- Episode no.: Season 3 Episode 10
- Directed by: Paco Cabezas
- Written by: Ryan Scott
- Original air date: September 10, 2017
- Running time: 43 minutes

Guest appearances
- Michael Greyeyes as Qaletaqa Walker; Justin Rain as Lee; Michael William Freeman as Blake Sarno; Kalani Queypo as Klah Jackson;

Episode chronology
| ← Previous "Minotaur" | Next → "La Serpiente" |
- Fear the Walking Dead (season 3)

= The Diviner =

"The Diviner" is the tenth episode of the third season of the post-apocalyptic horror television series Fear the Walking Dead, which aired on AMC on September 10, 2017, along with the mid-season premiere episode "Minotaur".

== Plot ==
Madison informs Walker that the ranch's aquifer is running dry, and they take a tanker to a bazaar in Mexicali to negotiate for water. They find Strand who owes debts to the authorities. Madison uses Walker's gold to buy his freedom. At the ranch, the natives are overseeing the water distribution, leading to tensions. The militia see Nick as Troy's successor and he cautions them to bide their time. Alicia tries to head-off water disputes but ends up starting a riot by revealing that they have only six weeks of water. The natives try to take possession of the main well but Nick, armed with the ranchers' last pistol, leads a sit-in. There is a run for water, draining the aquifer. The militia move on the native guards but at the last moment are inspired by efforts to tap a new well.

== Reception ==
"The Diviner", along with the mid-season premiere "Minotaur", received very positive reviews from critics. On Rotten Tomatoes, "The Diviner" garnered an 86% rating, with an average score of 7.25/10 based on 7 reviews.
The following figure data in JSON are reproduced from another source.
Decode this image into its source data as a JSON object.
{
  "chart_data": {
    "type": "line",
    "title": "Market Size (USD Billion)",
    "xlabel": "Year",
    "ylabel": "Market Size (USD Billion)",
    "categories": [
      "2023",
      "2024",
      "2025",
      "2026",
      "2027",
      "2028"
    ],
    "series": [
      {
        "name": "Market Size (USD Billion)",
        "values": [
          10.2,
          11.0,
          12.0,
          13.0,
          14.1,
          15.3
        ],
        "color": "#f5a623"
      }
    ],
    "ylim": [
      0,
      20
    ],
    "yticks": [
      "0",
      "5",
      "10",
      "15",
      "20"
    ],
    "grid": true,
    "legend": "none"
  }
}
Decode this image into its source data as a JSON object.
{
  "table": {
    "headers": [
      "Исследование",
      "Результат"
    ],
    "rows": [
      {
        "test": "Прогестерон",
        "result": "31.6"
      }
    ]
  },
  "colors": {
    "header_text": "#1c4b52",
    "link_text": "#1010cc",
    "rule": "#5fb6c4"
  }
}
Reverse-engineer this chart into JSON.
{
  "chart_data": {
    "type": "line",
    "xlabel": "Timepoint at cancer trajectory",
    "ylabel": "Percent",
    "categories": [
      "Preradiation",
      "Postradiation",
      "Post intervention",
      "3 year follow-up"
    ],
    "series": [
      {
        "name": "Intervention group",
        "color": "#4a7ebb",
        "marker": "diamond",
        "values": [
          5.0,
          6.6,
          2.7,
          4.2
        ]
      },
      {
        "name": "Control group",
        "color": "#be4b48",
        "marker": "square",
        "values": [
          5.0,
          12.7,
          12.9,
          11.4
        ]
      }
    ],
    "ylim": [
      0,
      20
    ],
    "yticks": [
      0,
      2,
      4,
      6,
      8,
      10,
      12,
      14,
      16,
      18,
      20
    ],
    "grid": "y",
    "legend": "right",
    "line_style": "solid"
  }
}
In a joint review along with the mid-season premiere episode "Minotaur", Matt Fowler of IGN gave "The Diviner" an 8.4/10.0 rating, stating; "Things felt rushed and forced when it came to the spilling of secrets (and no real fallout followed) on Fear the Walking Dead's midseason premiere(s), but overall these were solid chapters with some great character-defining scenes"
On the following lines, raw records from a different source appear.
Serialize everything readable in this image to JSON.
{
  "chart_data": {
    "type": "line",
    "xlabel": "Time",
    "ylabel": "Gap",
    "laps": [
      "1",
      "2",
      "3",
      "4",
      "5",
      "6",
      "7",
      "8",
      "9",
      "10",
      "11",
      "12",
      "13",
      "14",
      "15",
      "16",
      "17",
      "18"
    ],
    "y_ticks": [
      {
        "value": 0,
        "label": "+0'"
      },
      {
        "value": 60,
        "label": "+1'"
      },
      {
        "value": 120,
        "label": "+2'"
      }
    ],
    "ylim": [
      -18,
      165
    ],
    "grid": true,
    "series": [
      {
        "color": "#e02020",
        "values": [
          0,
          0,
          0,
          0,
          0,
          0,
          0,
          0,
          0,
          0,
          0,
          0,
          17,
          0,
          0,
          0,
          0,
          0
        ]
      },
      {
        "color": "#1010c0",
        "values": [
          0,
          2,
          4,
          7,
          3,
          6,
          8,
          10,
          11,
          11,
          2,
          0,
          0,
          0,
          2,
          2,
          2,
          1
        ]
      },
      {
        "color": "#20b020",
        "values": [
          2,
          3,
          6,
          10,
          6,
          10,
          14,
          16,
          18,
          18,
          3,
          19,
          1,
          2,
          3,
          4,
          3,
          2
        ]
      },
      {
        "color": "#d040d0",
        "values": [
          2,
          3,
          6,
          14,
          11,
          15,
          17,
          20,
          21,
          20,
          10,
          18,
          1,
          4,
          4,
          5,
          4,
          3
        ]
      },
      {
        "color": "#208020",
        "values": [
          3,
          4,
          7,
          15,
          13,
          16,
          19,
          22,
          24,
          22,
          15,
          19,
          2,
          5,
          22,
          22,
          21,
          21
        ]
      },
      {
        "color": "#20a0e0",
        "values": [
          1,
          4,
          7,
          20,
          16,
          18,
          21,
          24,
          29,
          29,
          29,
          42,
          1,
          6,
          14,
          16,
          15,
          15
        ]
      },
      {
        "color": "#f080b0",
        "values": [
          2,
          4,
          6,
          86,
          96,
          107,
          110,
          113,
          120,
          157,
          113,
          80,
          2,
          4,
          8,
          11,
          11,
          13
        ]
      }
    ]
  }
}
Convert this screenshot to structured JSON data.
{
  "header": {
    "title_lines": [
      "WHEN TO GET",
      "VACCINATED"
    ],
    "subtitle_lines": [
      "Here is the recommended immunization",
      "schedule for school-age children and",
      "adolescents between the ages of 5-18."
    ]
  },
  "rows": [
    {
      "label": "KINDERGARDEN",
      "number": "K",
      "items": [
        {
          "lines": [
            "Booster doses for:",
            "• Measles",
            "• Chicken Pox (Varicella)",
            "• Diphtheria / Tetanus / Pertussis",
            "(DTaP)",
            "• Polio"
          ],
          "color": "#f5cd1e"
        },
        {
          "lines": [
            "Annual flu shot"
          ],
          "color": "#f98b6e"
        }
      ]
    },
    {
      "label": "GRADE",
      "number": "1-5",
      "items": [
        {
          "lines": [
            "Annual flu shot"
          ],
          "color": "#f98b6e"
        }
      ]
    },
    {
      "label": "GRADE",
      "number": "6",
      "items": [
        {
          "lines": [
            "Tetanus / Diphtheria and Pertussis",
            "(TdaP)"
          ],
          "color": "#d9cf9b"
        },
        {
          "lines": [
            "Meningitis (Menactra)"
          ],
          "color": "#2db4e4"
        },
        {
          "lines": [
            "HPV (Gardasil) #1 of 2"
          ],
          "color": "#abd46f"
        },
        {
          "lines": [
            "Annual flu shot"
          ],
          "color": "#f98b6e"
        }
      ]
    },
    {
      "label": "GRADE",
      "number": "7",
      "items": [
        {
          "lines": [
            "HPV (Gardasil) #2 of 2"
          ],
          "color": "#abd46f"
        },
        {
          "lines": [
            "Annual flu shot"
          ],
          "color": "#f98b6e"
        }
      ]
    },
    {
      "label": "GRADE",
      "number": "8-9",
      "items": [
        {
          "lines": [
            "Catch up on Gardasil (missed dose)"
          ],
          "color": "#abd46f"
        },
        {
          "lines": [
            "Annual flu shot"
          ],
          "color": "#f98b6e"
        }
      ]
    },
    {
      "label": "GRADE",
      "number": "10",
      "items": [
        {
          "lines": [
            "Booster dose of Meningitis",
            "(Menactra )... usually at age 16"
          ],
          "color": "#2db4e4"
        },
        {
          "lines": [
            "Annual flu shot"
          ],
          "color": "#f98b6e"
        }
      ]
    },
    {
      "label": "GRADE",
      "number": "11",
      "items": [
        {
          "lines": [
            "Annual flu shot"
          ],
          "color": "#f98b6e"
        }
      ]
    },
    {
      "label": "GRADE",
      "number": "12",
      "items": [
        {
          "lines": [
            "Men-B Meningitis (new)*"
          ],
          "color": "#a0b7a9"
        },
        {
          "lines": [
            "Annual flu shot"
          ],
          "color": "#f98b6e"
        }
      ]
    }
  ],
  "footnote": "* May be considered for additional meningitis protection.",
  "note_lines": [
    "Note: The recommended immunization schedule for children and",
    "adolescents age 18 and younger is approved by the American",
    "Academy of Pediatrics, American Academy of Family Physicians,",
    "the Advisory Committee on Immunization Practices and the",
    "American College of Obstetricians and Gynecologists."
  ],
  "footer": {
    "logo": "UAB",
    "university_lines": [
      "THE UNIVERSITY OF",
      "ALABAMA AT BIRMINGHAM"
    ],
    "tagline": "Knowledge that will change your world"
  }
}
Conversely, David S.E Zapanta of Den of Geek gave "The Diviner" a more negative review, with a 2.5/5 rating, stating; "We have six episodes left, so there's still time for AMC to turn things around. Until then, I'm rooting for the zombies. And maybe Alicia. But mostly the undead."

=== Ratings ===
"The Diviner" was seen by 2.14 million viewers in the United States on its original air date, the same as the previous episodes rating of 2.14 million.